Related: Five ways to celebrate the Boston Marathon (all weekend long)
 
So who should you be looking for on Marathon Monday?
 
Last year’s Boston Marathon was special in many ways, as it was the first race occurring after the deadly bombings that took place near the finish line, and the occasion was one for both solemnity and celebration of the Boston spirit.
 
But one thing the Boston Marathon hadn’t had since 1983 was an American male winner. Well, Meb Keflezighi changed that. Keflezighi, who lives in California, raced to a 2:08:37 time to take first place – and he’s back again this year to defend his title against the world’s best.
 
The reigning women’s winner, however, will not be returning to defend her title. Rita Jeptoo, the three-time women’s Boston Marathon winner, including the last two races, has been banned from the sport for two years after recently testing positive for Erythropoietin, or EPO, a performance-enhancing drug. She also starred in our favorite GIF last year, when she was caught on camera outrunning a Green Line train.
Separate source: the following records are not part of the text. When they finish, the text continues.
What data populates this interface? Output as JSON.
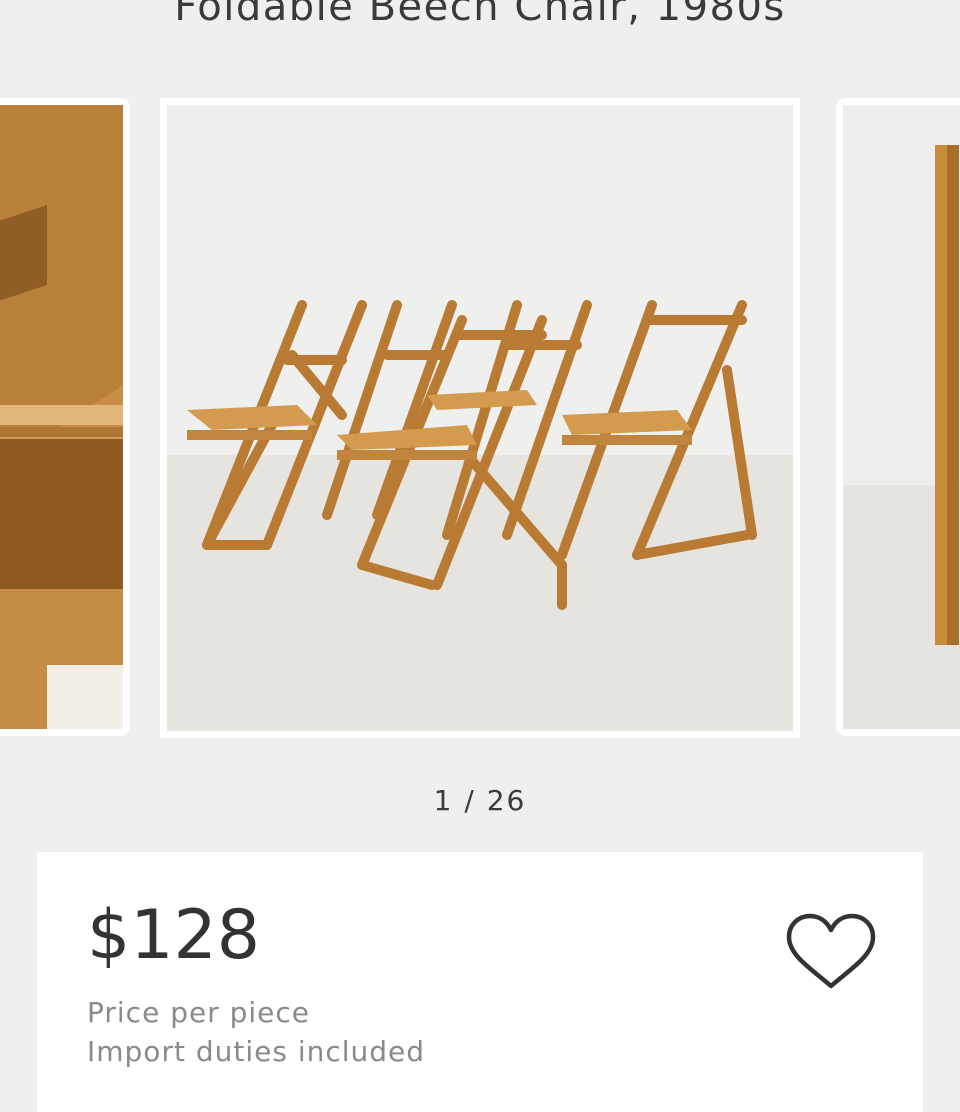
{
  "product": {
    "title": "Foldable Beech Chair, 1980s"
  },
  "gallery": {
    "current_index": 1,
    "total": 26,
    "pager_text": "1 / 26"
  },
  "pricing": {
    "price": "$128",
    "unit_note": "Price per piece",
    "duty_note": "Import duties included"
  },
  "icons": {
    "favorite": "heart-outline-icon"
  },
  "colors": {
    "background": "#efefef",
    "card": "#ffffff",
    "text_primary": "#333333",
    "text_secondary": "#8a8a8a",
    "wood": "#c98a3a"
  }
}
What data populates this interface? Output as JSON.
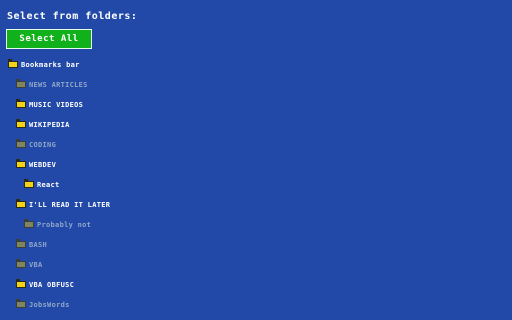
{
  "header": {
    "title": "Select from folders:"
  },
  "actions": {
    "select_all_label": "Select All"
  },
  "colors": {
    "background": "#2249a8",
    "select_all_button": "#11b11b",
    "folder_selected": "#f2d21a",
    "folder_unselected": "#7f8560",
    "label_selected": "#ffffff",
    "label_unselected": "#8fa6c9"
  },
  "folders": [
    {
      "label": "Bookmarks bar",
      "depth": 0,
      "selected": true,
      "icon": "folder-icon"
    },
    {
      "label": "NEWS ARTICLES",
      "depth": 1,
      "selected": false,
      "icon": "folder-icon"
    },
    {
      "label": "MUSIC VIDEOS",
      "depth": 1,
      "selected": true,
      "icon": "folder-icon"
    },
    {
      "label": "WIKIPEDIA",
      "depth": 1,
      "selected": true,
      "icon": "folder-icon"
    },
    {
      "label": "CODING",
      "depth": 1,
      "selected": false,
      "icon": "folder-icon"
    },
    {
      "label": "WEBDEV",
      "depth": 1,
      "selected": true,
      "icon": "folder-icon"
    },
    {
      "label": "React",
      "depth": 2,
      "selected": true,
      "icon": "folder-icon"
    },
    {
      "label": "I'LL READ IT LATER",
      "depth": 1,
      "selected": true,
      "icon": "folder-icon"
    },
    {
      "label": "Probably not",
      "depth": 2,
      "selected": false,
      "icon": "folder-icon"
    },
    {
      "label": "BASH",
      "depth": 1,
      "selected": false,
      "icon": "folder-icon"
    },
    {
      "label": "VBA",
      "depth": 1,
      "selected": false,
      "icon": "folder-icon"
    },
    {
      "label": "VBA OBFUSC",
      "depth": 1,
      "selected": true,
      "icon": "folder-icon"
    },
    {
      "label": "JobsWords",
      "depth": 1,
      "selected": false,
      "icon": "folder-icon"
    }
  ]
}
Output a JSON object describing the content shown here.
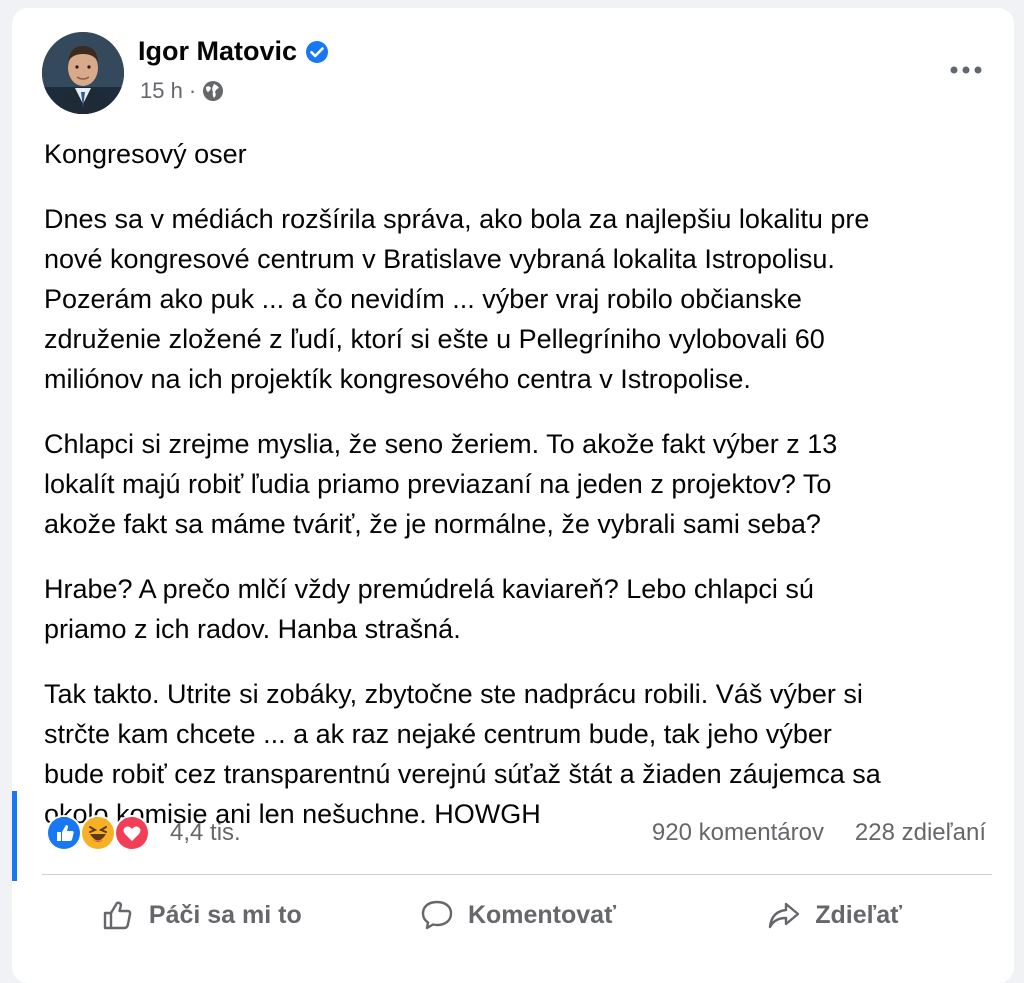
{
  "post": {
    "author": "Igor Matovic",
    "time": "15 h",
    "separator": "·",
    "title": "Kongresový oser",
    "paragraphs": [
      "Dnes sa v médiách rozšírila správa, ako bola za najlepšiu lokalitu pre\nnové kongresové centrum v Bratislave vybraná lokalita Istropolisu.\nPozerám ako puk ... a čo nevidím ... výber vraj robilo občianske\nzdruženie zložené z ľudí, ktorí si ešte u Pellegríniho vylobovali 60\nmiliónov na ich projektík kongresového centra v Istropolise.",
      "Chlapci si zrejme myslia, že seno žeriem. To akože fakt výber z 13\nlokalít majú robiť ľudia priamo previazaní na jeden z projektov? To\nakože fakt sa máme tváriť, že je normálne, že vybrali sami seba?",
      "Hrabe? A prečo mlčí vždy premúdrelá kaviareň? Lebo chlapci sú\npriamo z ich radov. Hanba strašná.",
      "Tak takto. Utrite si zobáky, zbytočne ste nadprácu robili. Váš výber si\nstrčte kam chcete ... a ak raz nejaké centrum bude, tak jeho výber\nbude robiť cez transparentnú verejnú súťaž štát a žiaden záujemca sa\nokolo komisie ani len nešuchne. HOWGH"
    ]
  },
  "stats": {
    "reactions_icons": [
      "like-icon",
      "haha-icon",
      "love-icon"
    ],
    "reactions_count": "4,4 tis.",
    "comments": "920 komentárov",
    "shares": "228 zdieľaní"
  },
  "actions": {
    "like": "Páči sa mi to",
    "comment": "Komentovať",
    "share": "Zdieľať"
  },
  "colors": {
    "accent": "#1877f2",
    "secondary_text": "#65676b",
    "love": "#f33e58",
    "haha": "#f7b125"
  }
}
With what is hopefully a clean playing field now, look for Massachusetts native Shalane Flanagan to make her run for the crown, as she’s consistently among the top finishers. The last American woman to win the Boston Marathon was Lisa Rainsberger in 1985, so Flanagan would break a long dry spell.
 
Spectators will line the streets for 26.2 miles from Hopkinton to Heartbreak Hill, and all the way to the finish line on Boylston Street.  Take in the morning Red Sox game and when it ends, cheer the runners on down Commonwealth Ave as they enter the home stretch.
 
The Boston Marathon will include plenty of pain, but much more pleasure as runners look to complete the event, not just for personal glory, but for the charities for which they’ve raised money over the past year.